Se da una situación parecida. La mayoría de sus miembros deberían ser removidos, pero tampoco es de ningún modo deseable que un mismo gobierno nombre a 4 o 5 ministros juntos. Este tipo de copamientos hacen perecer al sistema. El encierro, entonces, es claro: si se echan a todos juntos no habrá nunca un gobierno apto para volver a nombrarlos.


-¿Cómo cree que esta situación es percibida por el conjunto de la sociedad?
La desconfianza en la justicia existe desde hace años. El corralito expuso a los miembros de la Corte al repudio nacional y la clase media se enteró de quién era Nazareno. Pero la justicia como institución estaba desprestigiada hace años, los altísimos niveles de corrupción son sondeados por cualquier encuesta.

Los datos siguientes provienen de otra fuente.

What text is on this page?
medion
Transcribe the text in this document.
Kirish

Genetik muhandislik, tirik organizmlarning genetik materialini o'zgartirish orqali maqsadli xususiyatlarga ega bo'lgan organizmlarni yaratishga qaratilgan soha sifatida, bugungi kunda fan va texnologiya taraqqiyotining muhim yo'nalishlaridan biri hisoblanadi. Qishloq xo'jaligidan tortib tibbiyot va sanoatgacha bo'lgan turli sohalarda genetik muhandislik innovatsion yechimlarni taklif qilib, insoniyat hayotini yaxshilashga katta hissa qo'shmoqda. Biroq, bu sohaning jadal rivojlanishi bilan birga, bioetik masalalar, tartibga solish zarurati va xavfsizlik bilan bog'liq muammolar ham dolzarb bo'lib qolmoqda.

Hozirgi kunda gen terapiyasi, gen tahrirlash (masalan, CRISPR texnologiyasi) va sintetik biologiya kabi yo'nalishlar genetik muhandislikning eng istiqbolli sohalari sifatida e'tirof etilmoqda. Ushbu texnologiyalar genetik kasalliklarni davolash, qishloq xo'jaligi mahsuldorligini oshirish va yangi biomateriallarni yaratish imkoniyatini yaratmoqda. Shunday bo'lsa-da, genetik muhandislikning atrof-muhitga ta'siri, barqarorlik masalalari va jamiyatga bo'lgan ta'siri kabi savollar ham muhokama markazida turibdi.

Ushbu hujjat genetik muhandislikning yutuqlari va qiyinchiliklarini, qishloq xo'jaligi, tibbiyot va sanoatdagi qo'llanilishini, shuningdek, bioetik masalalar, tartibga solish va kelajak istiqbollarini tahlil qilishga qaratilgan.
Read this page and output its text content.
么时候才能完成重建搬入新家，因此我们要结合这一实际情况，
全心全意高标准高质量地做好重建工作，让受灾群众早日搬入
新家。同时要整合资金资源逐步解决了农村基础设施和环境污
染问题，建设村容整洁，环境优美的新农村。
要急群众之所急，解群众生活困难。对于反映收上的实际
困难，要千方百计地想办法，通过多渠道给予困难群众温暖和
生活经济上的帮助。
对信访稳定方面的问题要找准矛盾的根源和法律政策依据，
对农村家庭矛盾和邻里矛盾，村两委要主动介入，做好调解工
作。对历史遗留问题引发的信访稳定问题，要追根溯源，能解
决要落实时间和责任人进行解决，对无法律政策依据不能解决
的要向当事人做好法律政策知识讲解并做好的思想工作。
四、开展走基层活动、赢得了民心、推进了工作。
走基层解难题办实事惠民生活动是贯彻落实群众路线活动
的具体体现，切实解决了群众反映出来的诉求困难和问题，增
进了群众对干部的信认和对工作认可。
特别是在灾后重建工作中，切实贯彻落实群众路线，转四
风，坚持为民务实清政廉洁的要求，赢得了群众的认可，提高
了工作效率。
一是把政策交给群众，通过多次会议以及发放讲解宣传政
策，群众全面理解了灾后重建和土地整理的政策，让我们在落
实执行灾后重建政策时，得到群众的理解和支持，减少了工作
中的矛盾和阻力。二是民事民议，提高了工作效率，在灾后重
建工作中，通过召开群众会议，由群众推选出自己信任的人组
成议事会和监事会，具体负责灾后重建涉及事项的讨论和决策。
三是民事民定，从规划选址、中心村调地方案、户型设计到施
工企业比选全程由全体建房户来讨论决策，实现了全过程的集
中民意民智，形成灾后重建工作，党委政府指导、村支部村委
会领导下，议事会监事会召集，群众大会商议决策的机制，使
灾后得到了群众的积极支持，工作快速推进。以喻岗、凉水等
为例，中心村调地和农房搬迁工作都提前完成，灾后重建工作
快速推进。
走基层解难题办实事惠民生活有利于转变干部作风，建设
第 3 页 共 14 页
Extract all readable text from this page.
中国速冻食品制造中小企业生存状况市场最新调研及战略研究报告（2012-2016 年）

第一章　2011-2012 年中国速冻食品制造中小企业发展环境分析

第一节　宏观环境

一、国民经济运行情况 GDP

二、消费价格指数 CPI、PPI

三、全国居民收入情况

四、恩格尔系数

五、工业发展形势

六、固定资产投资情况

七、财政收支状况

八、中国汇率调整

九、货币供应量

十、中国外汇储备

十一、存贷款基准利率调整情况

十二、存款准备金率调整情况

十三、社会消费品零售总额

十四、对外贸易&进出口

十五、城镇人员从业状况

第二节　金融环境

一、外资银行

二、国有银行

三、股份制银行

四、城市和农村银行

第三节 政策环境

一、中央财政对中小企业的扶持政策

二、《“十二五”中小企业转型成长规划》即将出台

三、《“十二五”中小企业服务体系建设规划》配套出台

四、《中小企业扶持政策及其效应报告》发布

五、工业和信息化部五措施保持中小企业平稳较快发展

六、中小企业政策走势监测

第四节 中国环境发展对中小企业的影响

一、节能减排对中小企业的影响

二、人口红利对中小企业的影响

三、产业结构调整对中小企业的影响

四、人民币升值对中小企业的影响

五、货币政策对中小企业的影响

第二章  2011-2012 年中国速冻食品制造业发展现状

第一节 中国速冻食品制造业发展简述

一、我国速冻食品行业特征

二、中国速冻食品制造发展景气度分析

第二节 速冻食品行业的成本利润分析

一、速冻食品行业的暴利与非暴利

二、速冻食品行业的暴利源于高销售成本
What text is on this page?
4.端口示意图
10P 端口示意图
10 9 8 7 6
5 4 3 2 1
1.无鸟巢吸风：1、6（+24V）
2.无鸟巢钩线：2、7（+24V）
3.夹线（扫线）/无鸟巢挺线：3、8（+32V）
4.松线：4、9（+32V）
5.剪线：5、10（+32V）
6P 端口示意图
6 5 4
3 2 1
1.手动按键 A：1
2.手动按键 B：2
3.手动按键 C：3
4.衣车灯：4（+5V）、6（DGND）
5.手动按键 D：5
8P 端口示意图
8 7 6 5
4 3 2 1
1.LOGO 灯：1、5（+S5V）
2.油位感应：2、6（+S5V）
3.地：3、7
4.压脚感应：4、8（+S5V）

El corrimiento que se dio en los últimos años fue que ciertos sectores sociales, alejados del poder político, comenzaron a canalizar el reclamo social hacia la justicia. En este sentido, las ONGs vienen trabajando mucho, comenzando a litigar casos de derechos económicos, sociales y culturales. El problema es que la justicia no sabe responder a esta nueva demanda, y solo pone en evidencia su propia incapacidad. El corralito viola los derechos de todo el mundo, el reclamo va a la justicia y no satisface el reclamo -aun cuando el derecho violado es el derecho de propiedad, que para muchos jueces es más "sagrado" que la libertad-. La gente se vuelca masivamente al poder judicial y la Corte juega políticamente, para salvar su pellejo de manera vergonzosa, pero es incapaz de ocupar un lugar de poder y decirle no al Poder Ejecutivo. Cualquier juez que reivindica los derechos sociales frente al Estado, se transforma en un paria del poder judicial y, regularmente, comienza a ser amenazado con pedidos de juicio político. Eso sucede aun cuando tenemos excelentes jueces y excelentes juristas. Pero a nadie le interesa que la justicia sea un verdadero poder.


- ¿Cuál es el origen de la captura del poder judicial por el poder político?
El problema es que en América Latina el Poder Judicial nunca se percibió como un poder, nunca lo fue. Y al no percibirse como poder político es presa fácil del Poder Ejecutivo. Así, los estándares de crítica política en materia de libertad de expresión para cuestionar la actuación funcional de un juez no son los mismos que los de un miembro del poder ejecutivo, como si el poder judicial no formara parte de los poderes del Estado. La justicia siempre disfrazó su carácter político bajo supuestos tecnicismos, bajo un manto de apoliticidad ficticio. Pero siempre se trató de una apoliticidad en un mal sentido, desconociendo que cada sentencia es una decisión política, una decisión no discrecional pero si política, siempre lo es. En América Latina, el poder judicial nunca se animó a constituirse en poder político, esto es, en uno de los tres poderes del Estado. Por eso siempre fue el poder más postergado.